Dairy cows: Hamilton boasts more than a million cows within a 60km radius of the city. Some 2.39 million cows, 52% of the national herd, are in the top half of the North Island. MAF doesn't give a more detailed breakdown but the Waikato dominates. Six years ago, the top half of the North Island had 2.44 million cows, 58.6% of the herd. The slight decline since reflects the rise of South Canterbury and Southland as dairy areas.

Beef cattle: 1.73 million, 35% of the national herd, graze the top half of the North Island, down from 1.84 million, or 38%, six years ago.

Sheep: 5.6 million, 12.5% of the national flock, live in the top half of the North Island, down from 6.5 million, or 13.8%, six years ago.

Manufacturing:

Hamilton claims 17% of the nation's agricultural machinery industry and 10% of its plastics.

Tourism:

Tourism contributes about 5% of the region's GDP and 6.5% of its employment. Tourism Waikato's strategy is aiming at a 5% annual increase in guest nights to lift the Waikato's market share of the nation's tourism from 3% to 5% within five years.

Boom times:

GST-registered purchases leapt to $6.26 billion at the height of the dairy boom in the quarter ended September 2001, a 27% increase compared with a year earlier. Right up to the latest statistics, retail sales were among the fastest growing in the country but are likely to slow sharply in future data.


On the bright side

Things going right in the Waikato:

  • DEC International breaks new ground with animal pharmaceuticals

  • Waikato Innovation Park finally on the way

  • Region fronting up to infrastructure issues and "dirty dairying"

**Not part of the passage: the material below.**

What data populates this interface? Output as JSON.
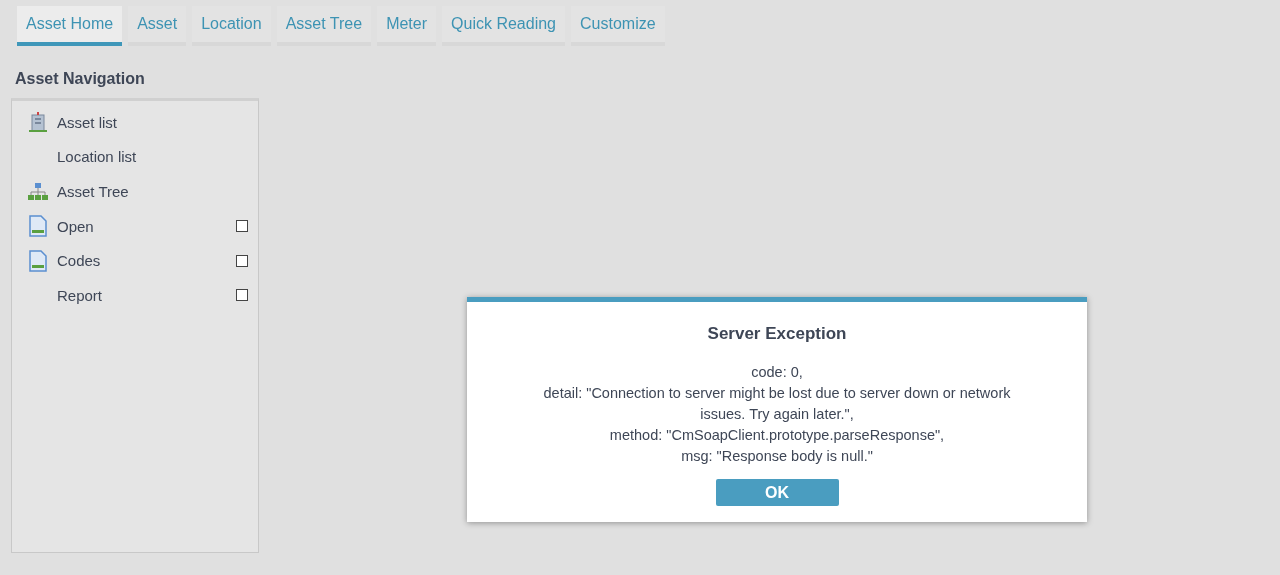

  • Tainui tribal assets to be better managed

  • Fletcher/Chinese ownership debacle ends for south Waikato forests


    The town that wouldn't die

    Speaking very precisely, on the basis of the closest observation and the sturdiest empirical evidence, exactly how dead was the Waikato township of Tirau at the end of the 1980s? "Tirau was as dead as a maggot," says Henry Clothier, a

    businessman who has helped revive the town by building and renovating premises and renting them to entrepreneurs. Clothier is recalling 1989, when he and his wife moved there to open an antique shop and found it, like so many rural communities, reeling from the mid-1980s reforms that wiped out agricultural price supports.

    How did Tirau rise from the dead? By creating an identity to tout to travellers, says Clothier. "Every town has got to get its own identity. We became a destination." With a lively blend of antique shops and restaurants, along with corrugated iron monuments of a sheepdog, a sheep and a shepherd - not to mention a huge mock castle - Tirau is a welcome stop for thousands of travellers each week on Highway 1 between Cambridge and Tokoroa. "One antiques dealer moved here from Auckland," says Clothier. "He does more business in a day in Tirau than he did in a week on Albert Street." Thirteen years ago, Tirau had three eateries and 17 businesses, most of them struggling. Today there are 13 eateries and 55 businesses.

    A serial entrepreneur, Clothier himself has built up seven businesses, including Matamata Post and Rail and, back in the late 1970s, the nationally famous Matamata donkey auction. He's known for his humour. While Unlimited was earnestly asking about economic development, someone phoned for his wife. "No, you can't speak to her," he told the caller. "She went mad, so I shot her."